If necessary, cut branches off at the base in spring. Place the plant in full sun. The plant only needs water during dry periods.
|Latin name:||Caryopteris x clandonensis 'Heavenly Blue'|
|Delivery type:||Supplied as container plant|
|Guarantee:||6 months growth and flowering guarantee|
|Preferred location:||Sun, Half shadow|
|Leafs all year:||No|
|Flowering:||August - October|
|Growing Height:||100 - 120 cm|
|Planting distance:||80 - 100 cm|
Do make sure that the Caryopteris clandonensis root ball is soaked well prior to planting. Dig a wide hole and loosen the soil with a fork. Plant your Bluebeard at the correct depth - the top of the root ball should come to just below soil level. Fill the hole with soil, heel well in and water immediately. Bluebeard will thrive in a permeable, fertile soil in the garden. Plant the bush in a sunny spot.

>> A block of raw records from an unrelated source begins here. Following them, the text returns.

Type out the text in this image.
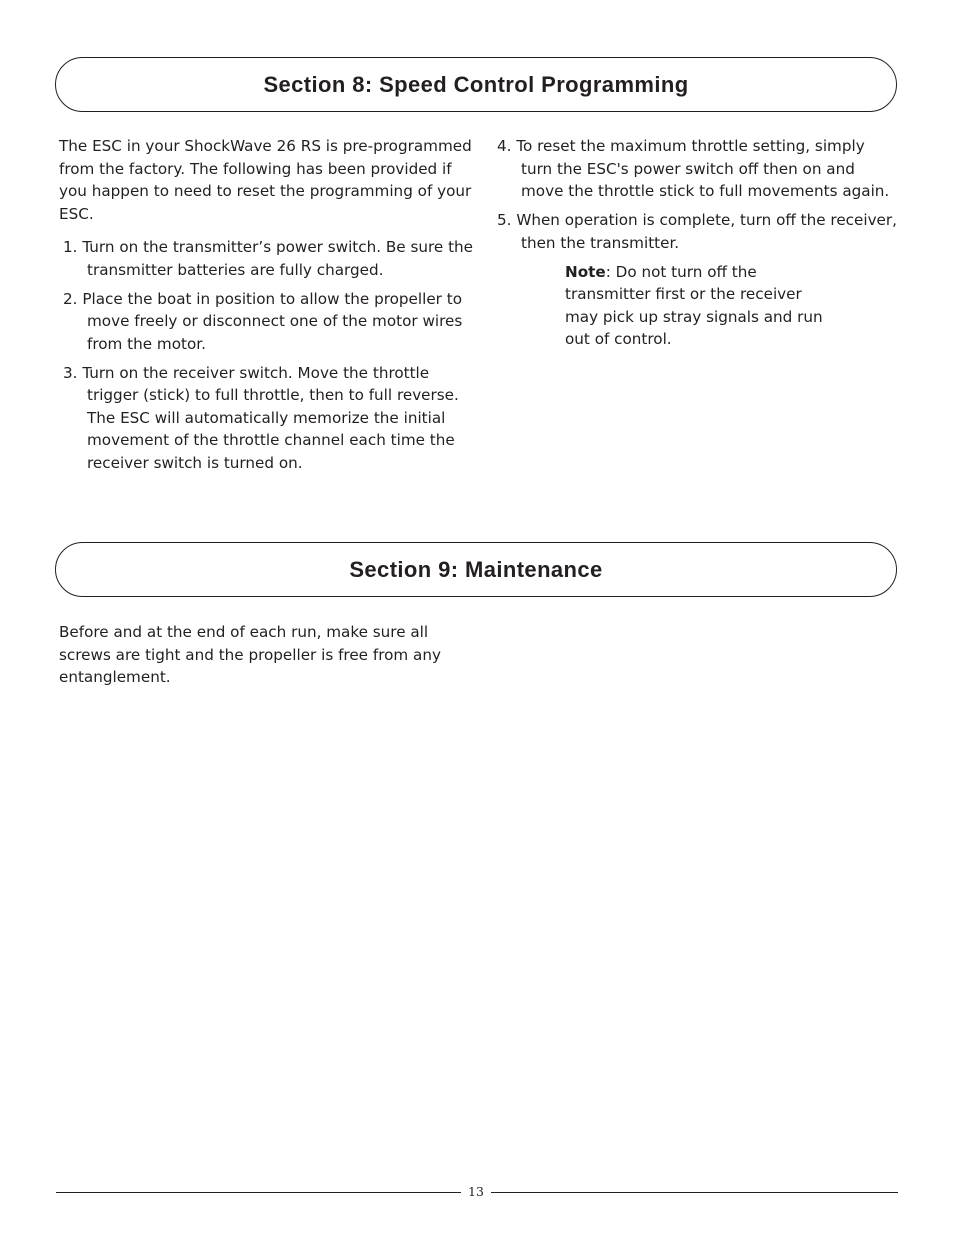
Section 8: Speed Control Programming

The ESC in your ShockWave 26 RS is pre-programmed from the factory. The following has been provided if you happen to need to reset the programming of your ESC.

1. Turn on the transmitter’s power switch. Be sure the transmitter batteries are fully charged.
2. Place the boat in position to allow the propeller to move freely or disconnect one of the motor wires from the motor.
3. Turn on the receiver switch. Move the throttle trigger (stick) to full throttle, then to full reverse. The ESC will automatically memorize the initial movement of the throttle channel each time the receiver switch is turned on.
4. To reset the maximum throttle setting, simply turn the ESC's power switch off then on and move the throttle stick to full movements again.
5. When operation is complete, turn off the receiver, then the transmitter.

Note: Do not turn off the transmitter first or the receiver may pick up stray signals and run out of control.

Section 9: Maintenance

Before and at the end of each run, make sure all screws are tight and the propeller is free from any entanglement.

13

Bluebeard and other plants
Bluebeard will thrive in a sunny spot in fairly dry soil. Will look lovely in a sunny border together with other late summer and autumn flowering plants like butterfly weed (Asclepias tuberosa) and dahlias. Bluebeard is also a great plant for a large planter on the patio or decking - perhaps together with a deliciously scented jasmine (Jasminium officinale).
Cut all young Caryopteris twigs hard back in the spring. Bluebeards can suffer from frost damage, during a severe frost protect your Caryopteris with a mulch of leaf litter, or straw. The bush soon regrows from the roots. Because the beard flower flowers on year-old wood, after a spring pruning it will still flower that year. Dead twigs and branches should be cut out entirely in the spring.
A too marshy position will not be tolerated, especially in the winter. If you are growing your Caryopteris clandonensis in a pretty planter you must ensure good drainage at all times.
These flowers attract lots of insects which is why bluebeard is a must for growing in a natural garden. The flowers rather resemble the better known spirea and is sometimes actually called blue spirea.